Dettagli resi noti da una fonte locale, Anchas Noticias, il sito Internet di riferimento regionale anche per la zona di Huaraz, la città più vicina al campo base, punto di partenza per le spedizioni. Il notiziario on line aggiunge che nelle prossime ore saranno le stesse unità di recupero a rendere noto se sarà stato possibile o meno effettuare il recupero in una zona instabile e rischiosa. Solo nel pomeriggio di ieri - notte in Italia, vista la differenza del fuso orario di Roma, sette ore più avanti rispetto a quello di Lima - si poteva attendere un possibile aggiornamento dalle squadre. Pronte a informare delle azioni che verranno compiute in questa zona.

Proprio il tempo per il recupero resta un’incognita. Perché, come già aveva avuto modo di ricordare Alfredo Quintana, della locale associazione delle guide, prima di arrivare dai due alpinisti è necessario attraversare il ghiacciaio, fratturato in più punti, oltre che bersagliato dalle valanghe. Con loro, le guide avranno il materiale logistico accumulato sul posto.

L’aiuto dei due amici

«Per poi procedere al recupero delle salme - come ha già detto Quintana - la nostra missione è portare aiuto e recuperare quello che troviamo. Ma tutto questo deve avvenire garantendo la massima sicurezza del nostro personale. E l’ultima decisione o meno sul recupero delle salme spetta sempre esclusivamente alle valutazioni professionali delle guide sul posto».

Alla missione stanno contribuendo i due sopravvissuti del gruppo di quattro, Giacomo Longhi, 23 anni, di Cucciago, e Marco Ballerini, 25 anni, anch’egli di Cantù. I quali, girata una parete, non hanno più trovato i due amici che guidavano la salita.

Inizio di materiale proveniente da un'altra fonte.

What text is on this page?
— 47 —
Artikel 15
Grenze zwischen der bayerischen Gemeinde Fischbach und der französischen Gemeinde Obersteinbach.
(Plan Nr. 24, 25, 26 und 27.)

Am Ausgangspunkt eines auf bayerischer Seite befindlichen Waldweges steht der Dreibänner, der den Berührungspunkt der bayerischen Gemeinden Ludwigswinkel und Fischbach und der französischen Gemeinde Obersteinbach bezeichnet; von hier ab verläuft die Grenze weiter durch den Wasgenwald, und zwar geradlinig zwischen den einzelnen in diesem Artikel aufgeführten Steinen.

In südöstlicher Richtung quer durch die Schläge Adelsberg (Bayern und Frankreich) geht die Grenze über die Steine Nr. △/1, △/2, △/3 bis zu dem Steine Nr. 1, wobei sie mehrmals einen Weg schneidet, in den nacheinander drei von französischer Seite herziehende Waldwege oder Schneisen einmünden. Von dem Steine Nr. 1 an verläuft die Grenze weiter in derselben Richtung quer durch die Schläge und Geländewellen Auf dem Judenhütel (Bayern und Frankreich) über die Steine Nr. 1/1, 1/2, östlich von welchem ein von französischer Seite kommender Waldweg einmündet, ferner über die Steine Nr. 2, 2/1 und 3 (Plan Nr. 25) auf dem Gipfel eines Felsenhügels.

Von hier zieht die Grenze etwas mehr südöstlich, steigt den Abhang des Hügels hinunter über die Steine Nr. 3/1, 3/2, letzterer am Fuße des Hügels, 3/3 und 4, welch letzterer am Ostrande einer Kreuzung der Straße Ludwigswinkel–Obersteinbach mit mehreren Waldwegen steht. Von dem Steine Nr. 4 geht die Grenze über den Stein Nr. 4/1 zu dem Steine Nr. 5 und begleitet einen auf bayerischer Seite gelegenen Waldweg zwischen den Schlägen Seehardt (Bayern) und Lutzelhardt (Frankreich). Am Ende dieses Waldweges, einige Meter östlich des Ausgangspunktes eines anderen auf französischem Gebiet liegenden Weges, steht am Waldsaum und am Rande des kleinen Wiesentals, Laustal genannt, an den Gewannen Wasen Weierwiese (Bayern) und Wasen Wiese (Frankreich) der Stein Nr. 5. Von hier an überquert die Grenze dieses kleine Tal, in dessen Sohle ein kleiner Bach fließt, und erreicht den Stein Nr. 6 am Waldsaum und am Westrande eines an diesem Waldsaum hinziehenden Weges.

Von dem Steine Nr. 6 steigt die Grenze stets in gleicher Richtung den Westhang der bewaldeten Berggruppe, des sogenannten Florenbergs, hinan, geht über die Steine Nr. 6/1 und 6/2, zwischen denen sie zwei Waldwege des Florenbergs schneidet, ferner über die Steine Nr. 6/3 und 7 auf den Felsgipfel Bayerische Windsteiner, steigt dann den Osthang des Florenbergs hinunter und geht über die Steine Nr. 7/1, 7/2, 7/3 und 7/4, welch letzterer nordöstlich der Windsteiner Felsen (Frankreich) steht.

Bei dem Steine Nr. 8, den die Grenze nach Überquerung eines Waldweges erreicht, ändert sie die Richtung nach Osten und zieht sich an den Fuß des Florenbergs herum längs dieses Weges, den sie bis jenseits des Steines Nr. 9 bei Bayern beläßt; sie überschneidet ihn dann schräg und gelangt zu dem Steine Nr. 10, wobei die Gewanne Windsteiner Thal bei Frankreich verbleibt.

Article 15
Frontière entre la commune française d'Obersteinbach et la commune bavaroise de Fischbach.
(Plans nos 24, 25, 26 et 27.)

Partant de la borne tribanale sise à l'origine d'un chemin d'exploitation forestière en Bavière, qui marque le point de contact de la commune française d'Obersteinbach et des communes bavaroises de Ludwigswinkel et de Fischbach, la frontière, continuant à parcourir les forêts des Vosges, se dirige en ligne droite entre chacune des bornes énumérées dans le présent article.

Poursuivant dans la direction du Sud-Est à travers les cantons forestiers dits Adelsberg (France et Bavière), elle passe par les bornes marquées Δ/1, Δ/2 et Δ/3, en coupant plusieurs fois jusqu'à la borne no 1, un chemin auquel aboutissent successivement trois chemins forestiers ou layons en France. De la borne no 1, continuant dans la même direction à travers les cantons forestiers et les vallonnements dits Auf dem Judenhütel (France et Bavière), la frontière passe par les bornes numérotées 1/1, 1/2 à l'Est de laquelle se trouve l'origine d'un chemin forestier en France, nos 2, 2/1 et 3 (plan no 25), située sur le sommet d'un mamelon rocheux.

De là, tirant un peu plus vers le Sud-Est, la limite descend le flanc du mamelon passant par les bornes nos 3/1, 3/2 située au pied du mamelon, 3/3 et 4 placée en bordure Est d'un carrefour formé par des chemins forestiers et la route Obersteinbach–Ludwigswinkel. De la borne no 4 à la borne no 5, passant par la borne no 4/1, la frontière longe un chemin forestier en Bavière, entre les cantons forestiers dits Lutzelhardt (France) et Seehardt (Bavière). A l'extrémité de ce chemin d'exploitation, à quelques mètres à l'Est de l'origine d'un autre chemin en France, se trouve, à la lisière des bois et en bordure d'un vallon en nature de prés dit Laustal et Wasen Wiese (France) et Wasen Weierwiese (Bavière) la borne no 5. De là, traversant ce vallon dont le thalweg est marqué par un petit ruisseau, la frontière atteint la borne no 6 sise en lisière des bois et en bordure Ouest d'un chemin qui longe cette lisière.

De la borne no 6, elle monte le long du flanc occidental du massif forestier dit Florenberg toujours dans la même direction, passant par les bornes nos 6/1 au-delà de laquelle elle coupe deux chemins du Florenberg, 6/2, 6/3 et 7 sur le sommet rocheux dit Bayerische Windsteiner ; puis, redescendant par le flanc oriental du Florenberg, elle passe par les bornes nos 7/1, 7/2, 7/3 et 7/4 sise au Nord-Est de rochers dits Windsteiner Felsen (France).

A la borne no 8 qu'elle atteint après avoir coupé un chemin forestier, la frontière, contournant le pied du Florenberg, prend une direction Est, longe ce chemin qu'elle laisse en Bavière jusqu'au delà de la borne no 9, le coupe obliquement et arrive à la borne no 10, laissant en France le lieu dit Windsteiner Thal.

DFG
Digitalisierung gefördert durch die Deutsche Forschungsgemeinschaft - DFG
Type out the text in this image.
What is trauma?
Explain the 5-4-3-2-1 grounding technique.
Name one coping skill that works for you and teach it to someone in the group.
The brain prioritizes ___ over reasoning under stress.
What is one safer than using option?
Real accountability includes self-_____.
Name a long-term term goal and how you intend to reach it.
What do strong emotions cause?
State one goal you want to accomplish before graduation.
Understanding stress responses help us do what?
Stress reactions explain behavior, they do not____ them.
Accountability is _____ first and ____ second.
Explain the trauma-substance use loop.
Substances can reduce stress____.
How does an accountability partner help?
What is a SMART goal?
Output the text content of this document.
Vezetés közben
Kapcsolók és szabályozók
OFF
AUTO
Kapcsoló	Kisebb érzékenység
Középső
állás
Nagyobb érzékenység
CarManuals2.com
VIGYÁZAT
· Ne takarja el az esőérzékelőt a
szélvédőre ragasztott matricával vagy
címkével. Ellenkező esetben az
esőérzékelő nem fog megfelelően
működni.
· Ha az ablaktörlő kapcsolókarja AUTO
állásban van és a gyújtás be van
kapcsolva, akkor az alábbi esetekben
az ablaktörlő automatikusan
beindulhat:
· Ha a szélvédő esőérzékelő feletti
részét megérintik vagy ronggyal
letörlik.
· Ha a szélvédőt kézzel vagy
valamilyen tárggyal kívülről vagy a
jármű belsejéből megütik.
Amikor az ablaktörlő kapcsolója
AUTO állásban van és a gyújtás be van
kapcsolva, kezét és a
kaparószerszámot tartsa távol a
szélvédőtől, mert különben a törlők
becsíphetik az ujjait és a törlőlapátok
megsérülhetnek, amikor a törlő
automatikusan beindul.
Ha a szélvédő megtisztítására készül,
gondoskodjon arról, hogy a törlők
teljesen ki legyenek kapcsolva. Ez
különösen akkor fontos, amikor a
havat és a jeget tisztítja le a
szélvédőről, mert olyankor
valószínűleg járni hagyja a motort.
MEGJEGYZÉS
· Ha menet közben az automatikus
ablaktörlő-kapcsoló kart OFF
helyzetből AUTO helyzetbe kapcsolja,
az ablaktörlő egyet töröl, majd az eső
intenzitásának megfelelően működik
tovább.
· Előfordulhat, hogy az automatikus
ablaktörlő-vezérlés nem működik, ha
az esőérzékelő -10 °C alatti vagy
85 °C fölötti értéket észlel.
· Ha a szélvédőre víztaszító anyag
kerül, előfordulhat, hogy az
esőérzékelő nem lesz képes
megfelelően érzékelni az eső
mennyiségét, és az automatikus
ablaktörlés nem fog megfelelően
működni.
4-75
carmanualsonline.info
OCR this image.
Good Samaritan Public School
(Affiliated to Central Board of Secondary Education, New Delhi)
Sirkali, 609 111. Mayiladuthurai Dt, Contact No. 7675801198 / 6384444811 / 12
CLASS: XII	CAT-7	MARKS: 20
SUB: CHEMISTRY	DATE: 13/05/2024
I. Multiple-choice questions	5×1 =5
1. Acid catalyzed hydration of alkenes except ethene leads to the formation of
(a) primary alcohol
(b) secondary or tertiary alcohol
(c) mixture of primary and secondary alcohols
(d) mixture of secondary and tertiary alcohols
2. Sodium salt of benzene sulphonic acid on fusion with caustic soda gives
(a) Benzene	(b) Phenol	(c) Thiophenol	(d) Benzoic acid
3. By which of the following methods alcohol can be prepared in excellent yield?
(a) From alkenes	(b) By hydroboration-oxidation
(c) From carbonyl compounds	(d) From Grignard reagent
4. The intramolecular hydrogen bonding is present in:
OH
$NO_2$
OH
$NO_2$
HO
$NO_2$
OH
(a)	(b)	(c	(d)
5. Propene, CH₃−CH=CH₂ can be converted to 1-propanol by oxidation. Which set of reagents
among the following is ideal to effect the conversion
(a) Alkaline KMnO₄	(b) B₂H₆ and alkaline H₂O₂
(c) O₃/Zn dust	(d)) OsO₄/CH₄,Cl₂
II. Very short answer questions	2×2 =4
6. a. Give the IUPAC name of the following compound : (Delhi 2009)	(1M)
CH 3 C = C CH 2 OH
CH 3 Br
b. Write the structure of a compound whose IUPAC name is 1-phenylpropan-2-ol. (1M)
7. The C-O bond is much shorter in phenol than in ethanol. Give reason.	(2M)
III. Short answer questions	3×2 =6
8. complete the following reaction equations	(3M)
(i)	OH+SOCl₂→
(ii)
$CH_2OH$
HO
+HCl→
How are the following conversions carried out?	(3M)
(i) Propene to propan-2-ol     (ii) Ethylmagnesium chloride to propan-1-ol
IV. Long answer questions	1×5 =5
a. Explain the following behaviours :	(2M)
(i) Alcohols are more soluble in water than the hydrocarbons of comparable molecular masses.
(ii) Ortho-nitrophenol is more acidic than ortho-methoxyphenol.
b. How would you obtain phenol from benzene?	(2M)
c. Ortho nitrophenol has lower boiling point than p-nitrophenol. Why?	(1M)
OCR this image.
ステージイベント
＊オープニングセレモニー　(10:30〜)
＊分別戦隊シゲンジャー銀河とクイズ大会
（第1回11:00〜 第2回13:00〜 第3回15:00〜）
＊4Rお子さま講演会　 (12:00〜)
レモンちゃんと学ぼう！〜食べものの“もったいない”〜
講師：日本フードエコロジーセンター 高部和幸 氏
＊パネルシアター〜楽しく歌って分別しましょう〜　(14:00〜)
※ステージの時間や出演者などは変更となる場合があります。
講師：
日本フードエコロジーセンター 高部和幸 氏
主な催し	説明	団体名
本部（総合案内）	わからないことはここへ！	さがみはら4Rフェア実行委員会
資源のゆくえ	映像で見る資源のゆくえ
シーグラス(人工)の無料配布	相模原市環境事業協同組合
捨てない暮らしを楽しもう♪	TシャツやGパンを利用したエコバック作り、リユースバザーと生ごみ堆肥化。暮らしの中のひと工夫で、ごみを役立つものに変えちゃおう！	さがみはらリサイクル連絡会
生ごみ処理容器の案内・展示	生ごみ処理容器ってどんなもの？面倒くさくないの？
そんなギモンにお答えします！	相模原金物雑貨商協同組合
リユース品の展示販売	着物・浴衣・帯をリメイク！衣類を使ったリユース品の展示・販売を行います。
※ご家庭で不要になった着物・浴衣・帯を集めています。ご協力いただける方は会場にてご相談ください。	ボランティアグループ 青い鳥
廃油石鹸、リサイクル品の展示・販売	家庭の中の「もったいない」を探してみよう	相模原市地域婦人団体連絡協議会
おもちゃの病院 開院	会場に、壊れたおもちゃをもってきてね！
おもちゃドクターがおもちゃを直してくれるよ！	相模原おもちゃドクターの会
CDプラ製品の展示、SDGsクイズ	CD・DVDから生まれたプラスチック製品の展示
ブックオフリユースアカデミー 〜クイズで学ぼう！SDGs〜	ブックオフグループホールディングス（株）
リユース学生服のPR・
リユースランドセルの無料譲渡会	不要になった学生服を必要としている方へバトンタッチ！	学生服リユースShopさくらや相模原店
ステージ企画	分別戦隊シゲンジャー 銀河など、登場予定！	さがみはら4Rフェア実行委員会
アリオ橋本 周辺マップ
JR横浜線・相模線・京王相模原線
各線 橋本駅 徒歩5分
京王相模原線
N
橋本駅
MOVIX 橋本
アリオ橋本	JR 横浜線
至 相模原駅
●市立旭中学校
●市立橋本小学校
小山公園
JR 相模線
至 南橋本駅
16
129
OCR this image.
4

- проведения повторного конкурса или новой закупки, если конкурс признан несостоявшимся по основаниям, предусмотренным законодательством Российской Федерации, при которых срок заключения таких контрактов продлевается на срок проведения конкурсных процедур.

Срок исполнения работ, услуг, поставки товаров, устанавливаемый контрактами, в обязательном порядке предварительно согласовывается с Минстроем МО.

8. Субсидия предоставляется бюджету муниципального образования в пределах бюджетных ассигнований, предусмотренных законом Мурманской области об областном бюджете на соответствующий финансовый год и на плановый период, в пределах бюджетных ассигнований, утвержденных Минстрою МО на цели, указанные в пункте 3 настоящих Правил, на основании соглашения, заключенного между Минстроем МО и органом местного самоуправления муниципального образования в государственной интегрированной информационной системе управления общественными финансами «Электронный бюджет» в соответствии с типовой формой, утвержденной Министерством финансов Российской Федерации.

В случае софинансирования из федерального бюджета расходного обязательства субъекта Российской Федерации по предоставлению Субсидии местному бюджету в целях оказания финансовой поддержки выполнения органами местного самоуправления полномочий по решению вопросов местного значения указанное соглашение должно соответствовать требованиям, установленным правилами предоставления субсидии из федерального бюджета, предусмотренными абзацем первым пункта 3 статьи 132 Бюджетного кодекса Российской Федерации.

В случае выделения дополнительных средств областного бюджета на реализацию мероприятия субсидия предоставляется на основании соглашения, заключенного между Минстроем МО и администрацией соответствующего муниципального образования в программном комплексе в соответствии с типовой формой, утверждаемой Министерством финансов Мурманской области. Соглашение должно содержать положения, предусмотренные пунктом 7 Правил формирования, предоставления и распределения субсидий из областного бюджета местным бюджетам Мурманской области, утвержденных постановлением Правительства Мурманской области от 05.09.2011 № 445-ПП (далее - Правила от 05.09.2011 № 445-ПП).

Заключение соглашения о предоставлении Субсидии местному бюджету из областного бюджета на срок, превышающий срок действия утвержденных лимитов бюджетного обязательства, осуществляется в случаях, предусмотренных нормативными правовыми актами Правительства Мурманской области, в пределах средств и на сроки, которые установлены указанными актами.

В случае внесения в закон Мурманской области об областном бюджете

Come ricordato dal New Straits Times sul suo sito online, sull’Alpamayo, ogni anno, trovano la morte cinque persone. Soltanto il 24 maggio, due giorni dopo l’arrivo della spedizione di Cantù in Sud America, due guide erano morte, travolte da una valanga. Erano state a segnare il percorso per alcuni loro clienti sulla Via diretta dei Francesi. La stessa intrapresa dagli alpinisti di Cantù. n

5.947

L’altitudine Sono i metri sul livello del mare a cui si trova la vetta dell’Alpamayo, la montagna a forma di piramide della Cordillera Blanca, nelle Ande. Matteo Tagliabue e Enrico Broggi, coinvolti nell’incidente a circa 150 metri dalla cima, prima di essere trascinati per 700 metri da un crollo improvviso di ghiaccio e neve stavano percorrendo la Via diretta dei Francesi, aperta nel 1993. Dietro di loro, in un’altra cordata a due, seguivano gli amici Giacomo Longhi e Marco Ballerini, sopravvissuti alla tragedia, che hanno fatto partire i soccorsi.

22 Maggio

La partenza da Milano

Giovedì. Il giorno della partenza dall’aeroporto di Milano Malpensa del gruppo di quattro amici, accompagnati in auto da due papà. Tagliabue, Broggi, Longhi e Ballerini sono saliti sull’aereo per Lima, la capitale del Perù. Da qui si sono sposati verso Huaraz, la città sottostante il campo base da cui le spedizioni partono per salire sull’Alpamayo. Hanno avvisato le famiglie che per qualche giorno non avrebbero potuto comunicare in zone in cui, era stato detto, il cellulare non poteva agganciarsi ai segnali di rete.

30 Maggio

Il tragico incidente

Otto giorni dopo, venerdì. E’ la data della tragedia. Non è stato possibile lanciare i soccorsi prima dell’indomani, sabato, quando ormai era tardi per far partire immediatamente le ricerche. Una prima esplorazione dall’alto è avvenuta domenica, con l’elicottero della polizia peruviana, in compagnia di Longhi e Ballerini, fondamentali sin da subito per la missione. Il corpo di Matteo Tagliabue è stato avvistato martedì. In queste ore, la conferma ulteriore che non distante da lui è stato individuato anche Enrico Broggi.